A)     Genel olarak ceza koşulu

Ceza koşulu, borcun ileriki bir zamanda hiç ya da gereği gibi ifa edilmemesine bağlı olarak ifayı gerçekleştirmeyen tarafın diğer tarafa vermeyi üstlendiği güvence tutarıdır.[1] Örneğin; bir yayınevi, basılacak olan yapıtı sözleşmede yer alan süre içerisinde baskıya yetiştiremez ise sözleşmede yer alan ceza koşulunu yazara ödemek zorunda kalabilir.

818 sayılı ETBK’de[2]cezai şart” anlatımı kullanılmaktayken Yeni TBK’de; Farsça ad tamlaması dizimine daha uygun görünen cezai şart yerine Türkçe ad tamlaması olan ceza koşulu anlatımına yer verilmiştir. Kanımızca, böylesi bir yeğleme yerindedir.

Sözleşmede ceza koşuluna yer vermek, ifayı güvenceye altına almaya yönelik bir yöntemdir. İfayı, hiç ya da gereği gibi ifa etmeme durumu karşısında edimi güvence altına almak isteyen alacaklı, rehin ya da kefalet sözleşmelerinden birine de başvurabilir.[3] Ceza koşulu, ifanın gerçekleşmesi için bir baskı aracıdır. Zararın ispat edilmesi zorunlu değildir.[4] Borçlu kusurunun ispat edilmesi gerekliliği, tartışmalıdır.[5]

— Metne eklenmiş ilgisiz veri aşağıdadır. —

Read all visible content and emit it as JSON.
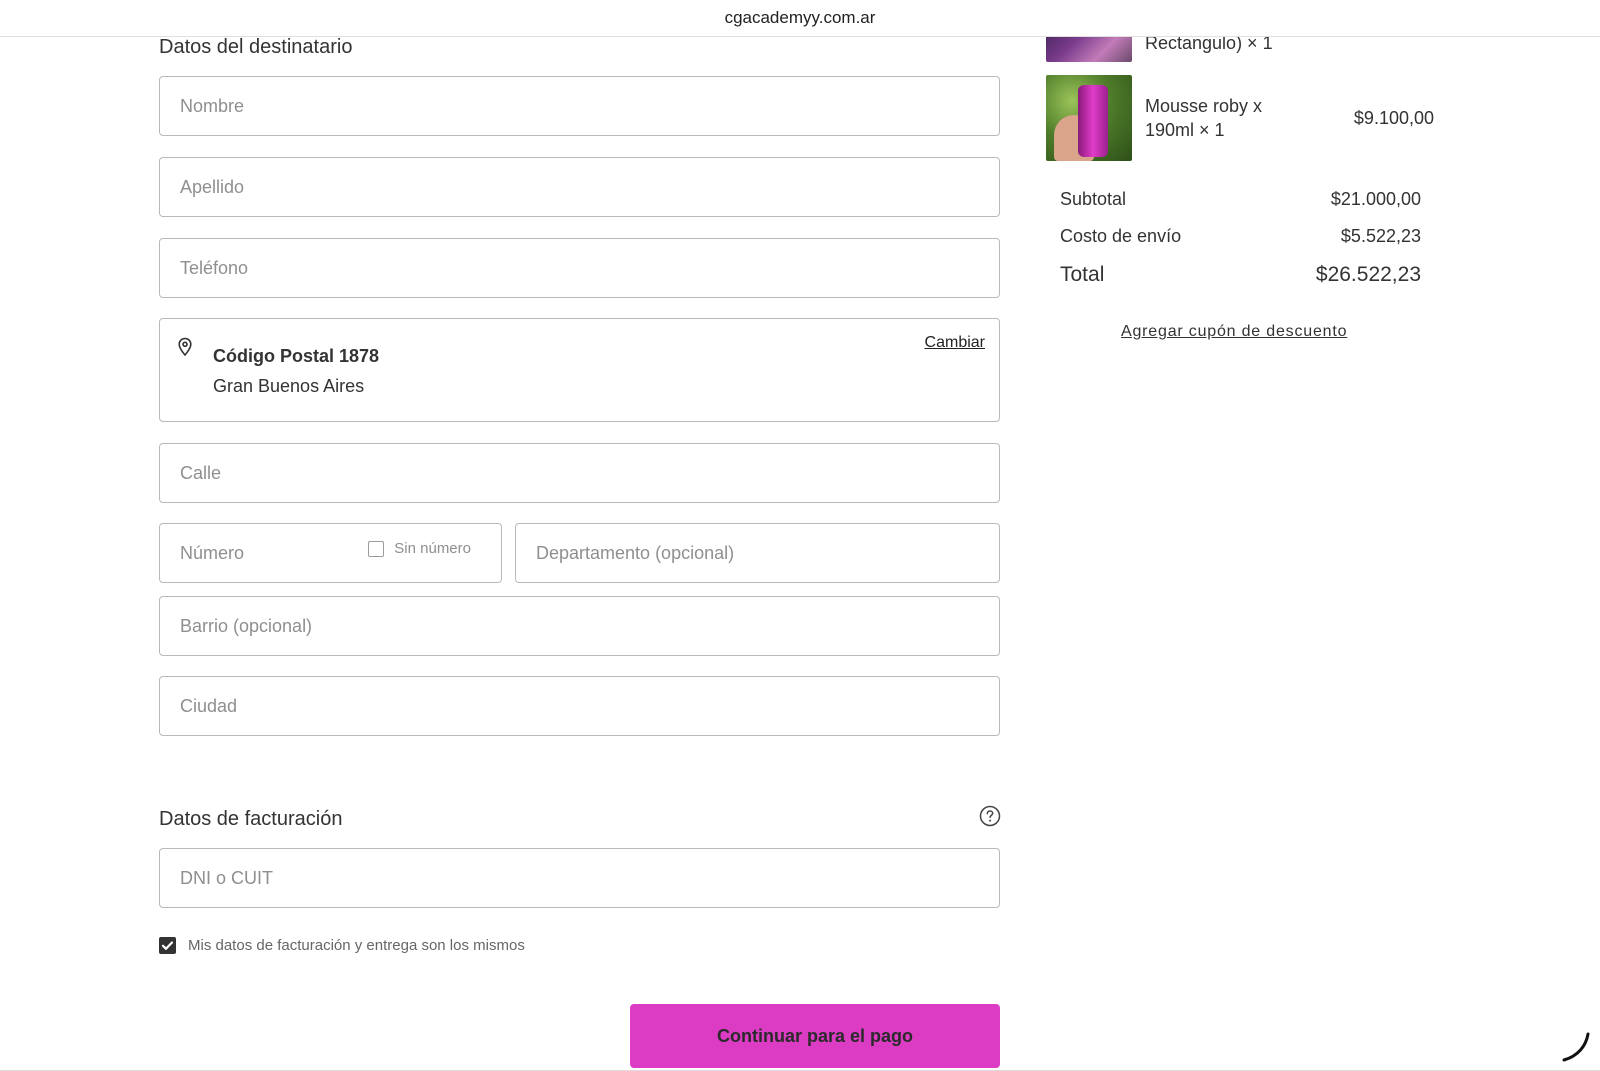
{
  "browser": {
    "url": "cgacademyy.com.ar"
  },
  "shipping": {
    "title": "Datos del destinatario",
    "fields": {
      "nombre": "Nombre",
      "apellido": "Apellido",
      "telefono": "Teléfono",
      "calle": "Calle",
      "numero": "Número",
      "sin_numero": "Sin número",
      "departamento": "Departamento (opcional)",
      "barrio": "Barrio (opcional)",
      "ciudad": "Ciudad"
    },
    "postal": {
      "title": "Código Postal 1878",
      "region": "Gran Buenos Aires",
      "change": "Cambiar"
    }
  },
  "billing": {
    "title": "Datos de facturación",
    "dni_placeholder": "DNI o CUIT",
    "same_data_label": "Mis datos de facturación y entrega son los mismos",
    "same_data_checked": true
  },
  "continue_button": "Continuar para el pago",
  "cart": {
    "items": [
      {
        "name_line1": "Rectangulo) × 1",
        "name_line2": "",
        "price": ""
      },
      {
        "name_line1": "Mousse roby x",
        "name_line2": "190ml × 1",
        "price": "$9.100,00"
      }
    ],
    "subtotal_label": "Subtotal",
    "subtotal_value": "$21.000,00",
    "shipping_label": "Costo de envío",
    "shipping_value": "$5.522,23",
    "total_label": "Total",
    "total_value": "$26.522,23",
    "coupon_link": "Agregar cupón de descuento"
  },
  "colors": {
    "accent": "#dc3cc3",
    "border": "#b9b9b9"
  }
}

Ceza koşulunun kararlaştırılması için borcun niteliği önemli değildir. Yapma ya da yapmama borcu ayrım yaratmayacaktır.[6] ETBK döneminde TUNÇOMAĞ’a göre; ceza koşulunun parasal bir değeri olmalıdır. ETBK, ceza koşuluna ilişkin hükümlerinde “tediye”[7] sözcüğünü sıklıkla kullanarak ceza koşulunun yalnızca parasal olarak belirlenebileceği kanısını uyandırmaktaydı. Yeni TBK, tediye sözcüğüne yer vermekten kaçınmıştır. Bunun dışında para ve para dışındaki tüm edimler için geçerli olan ifa kavramını kullanmıştır. Bu nedenle parasal bir değer dışında da ceza koşulu kararlaştırılabilir. Örneğin; On ton buğdayın zamanında teslim edilmemesi durumunda %10 fazlasının bir ton buğdayın ceza koşulu olarak kullanılması olanaklıdır.[8]

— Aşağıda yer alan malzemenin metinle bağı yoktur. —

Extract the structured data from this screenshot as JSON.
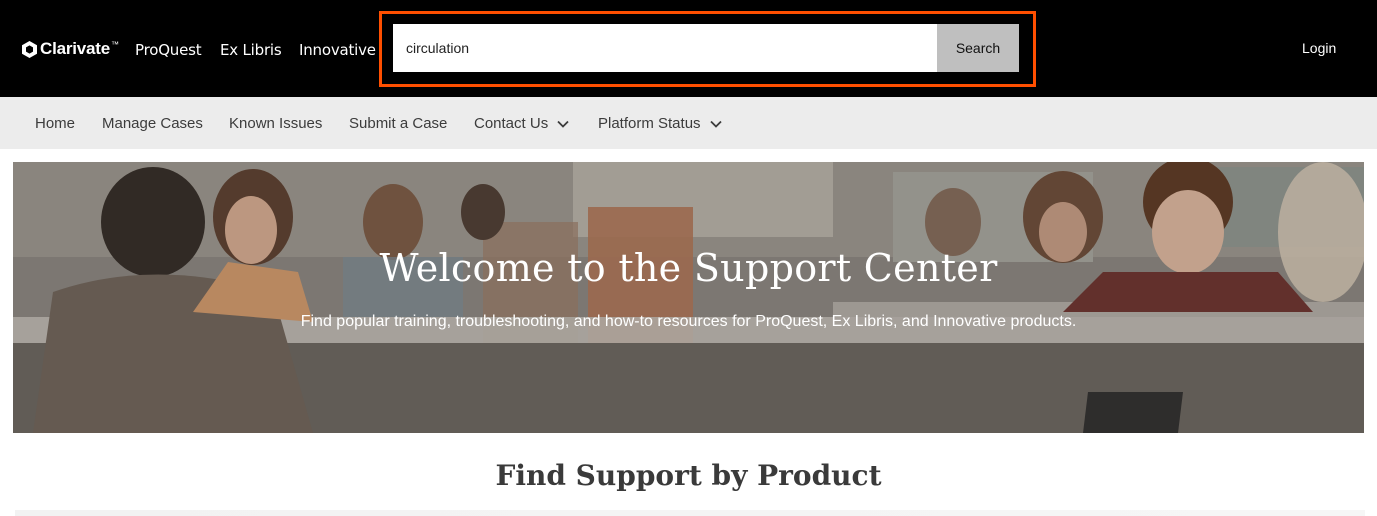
{
  "header": {
    "brand": {
      "logo_text": "Clarivate",
      "logo_mark": "™",
      "links": [
        "ProQuest",
        "Ex Libris",
        "Innovative"
      ]
    },
    "search": {
      "value": "circulation",
      "button_label": "Search"
    },
    "login_label": "Login",
    "colors": {
      "background": "#000000",
      "search_highlight": "#ff4f00",
      "search_button": "#bfbfbf"
    }
  },
  "nav": {
    "items": [
      {
        "label": "Home",
        "has_dropdown": false
      },
      {
        "label": "Manage Cases",
        "has_dropdown": false
      },
      {
        "label": "Known Issues",
        "has_dropdown": false
      },
      {
        "label": "Submit a Case",
        "has_dropdown": false
      },
      {
        "label": "Contact Us",
        "has_dropdown": true
      },
      {
        "label": "Platform Status",
        "has_dropdown": true
      }
    ]
  },
  "hero": {
    "title": "Welcome to the Support Center",
    "subtitle": "Find popular training, troubleshooting, and how-to resources for ProQuest, Ex Libris, and Innovative products."
  },
  "main": {
    "section_title": "Find Support by Product"
  }
}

Ceza koşulu asıl sözleşmenin yazgısına bağlıdır. Sözleşmenin içerisinde yer alabileceği gibi ayrıca bir sözleşme biçiminde de düzenlenebilir. Asıl sözleşme yasa tarafından bir geçerlilik koşuluna bağlanmış ise ceza koşuluna ilişkin sözleşme için de benzer geçerlilik koşulu aranacaktır.[9] Geçerlilik koşuluna bağlı asıl sözleşmede yer alan ceza koşuluna karşın tarafların sonrasında kendi arasında anlaşma yaparak yeni bir ceza koşulu belirler ise yeni ceza koşulu geçersiz olacaktır.[10]

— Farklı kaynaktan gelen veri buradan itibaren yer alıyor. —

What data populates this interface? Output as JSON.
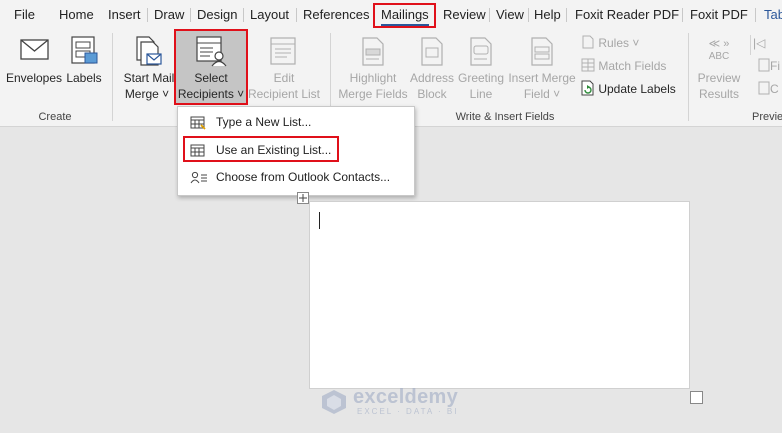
{
  "tabs": [
    "File",
    "Home",
    "Insert",
    "Draw",
    "Design",
    "Layout",
    "References",
    "Mailings",
    "Review",
    "View",
    "Help",
    "Foxit Reader PDF",
    "Foxit PDF",
    "Tab"
  ],
  "active_tab": "Mailings",
  "groups": {
    "create": "Create",
    "write_insert": "Write & Insert Fields",
    "preview": "Previe"
  },
  "buttons": {
    "envelopes": "Envelopes",
    "labels": "Labels",
    "start_mail_merge_1": "Start Mail",
    "start_mail_merge_2": "Merge",
    "select_recipients_1": "Select",
    "select_recipients_2": "Recipients",
    "edit_recipient_list_1": "Edit",
    "edit_recipient_list_2": "Recipient List",
    "highlight_merge_fields_1": "Highlight",
    "highlight_merge_fields_2": "Merge Fields",
    "address_block_1": "Address",
    "address_block_2": "Block",
    "greeting_line_1": "Greeting",
    "greeting_line_2": "Line",
    "insert_merge_field_1": "Insert Merge",
    "insert_merge_field_2": "Field",
    "rules": "Rules",
    "match_fields": "Match Fields",
    "update_labels": "Update Labels",
    "preview_results_1": "Preview",
    "preview_results_2": "Results",
    "abc": "ABC",
    "find_recipient_cut": "Fi",
    "check_errors_cut": "C"
  },
  "menu": {
    "items": [
      "Type a New List...",
      "Use an Existing List...",
      "Choose from Outlook Contacts..."
    ]
  },
  "watermark": {
    "name": "exceldemy",
    "sub": "EXCEL · DATA · BI"
  },
  "colors": {
    "accent": "#2b579a",
    "highlight_box": "#e0101a",
    "disabled": "#a6a6a6"
  }
}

Asıl borç geçersiz ise ceza koşulu da geçersizdir. Çünkü ceza koşulu fer’i niteliktedir. Asıl borcun eksik bir borç olması-örneğin; kumar borcu-, durumunda ceza koşulu da eksik bir borç olarak kalır. Ahlaki bir ödevin yerine getirilmesine dayanan bir borç ya da zamanaşımına uğramış bir borcun ifası için ceza koşulu kararlaştırılmışsa söz konusu ceza koşulu, bütünüyle geçerlidir. Dava hakkının dayanağı olabilir.[11]

Ceza koşulu kural olarak tüm sözleşmelerde öngörülebilir. Ancak; TMK m.119 gereğince nişanlılığın evlenme ile sonuçlanmaması durumunda, TBK m.346 gereği konut ve çatılı iş yeri kiralarında kiranın zamanında ödenmemesi durumunda, TBK m. 271/3 gereği hizmet sözleşmelerinde işçinin ceza koşulu ödeyeceğinin öngörüldüğü durumlarda, TKHK m. 24 gereği tüketicinin cayma hakkını kullanması durumunda ceza koşulu ödeyeceğinin öngörülmesi durumunda ceza koşulunun öngörülmesi sınırlandırılmıştır. Bunların dışında 657 sayılı Devlet Memurları Kanunu[12] ek m. 34 gereğince yurt dışı eğitim giderlerinin yabancı para üzerinden ödenmesi ve geri istenmesi durumunda ceza koşulunun alınabileceğine ilişkin hüküm bütünüyle kaldırılmıştır.[13] Bunların dışında; ticari ortaklık sözleşmeleri ceza koşulu içerebilir.[14]

Ceza koşulu, sözleşme ile aşırı derecede yüksek tutarda belirlenmişse yargıç indirime karar verebilecektir. Yargıcın indirim kararı verebilmesi için sözü edilen ceza koşulunun muaccel ve ödenmemiş olması gerekir.[15] TEKİNAY/AKMAN/BURCUOĞLU/ALTOP’a göre; para borçlarında gecikme faizinin belirlenmesine yönelik olarak bir sınır öngörülmemişken ceza koşuluna da para borçlarına olduğu gibi eğilmek gerekir.[16] Nitekim, TTK m. 22’de taraflar tacir ise kararlaştırılan ceza koşulunun indirilemeyeceği öngörülmüştür. Ancak, ceza koşulunu ödeyecek tacirin ticari yaşamı bütünüyle son bulacaksa, tacirin kişilik hakkına, adalete ve hakkaniyete aykırı bir durum ortaya çıkacak ise ceza koşulu tutarı indirilebilir.[17]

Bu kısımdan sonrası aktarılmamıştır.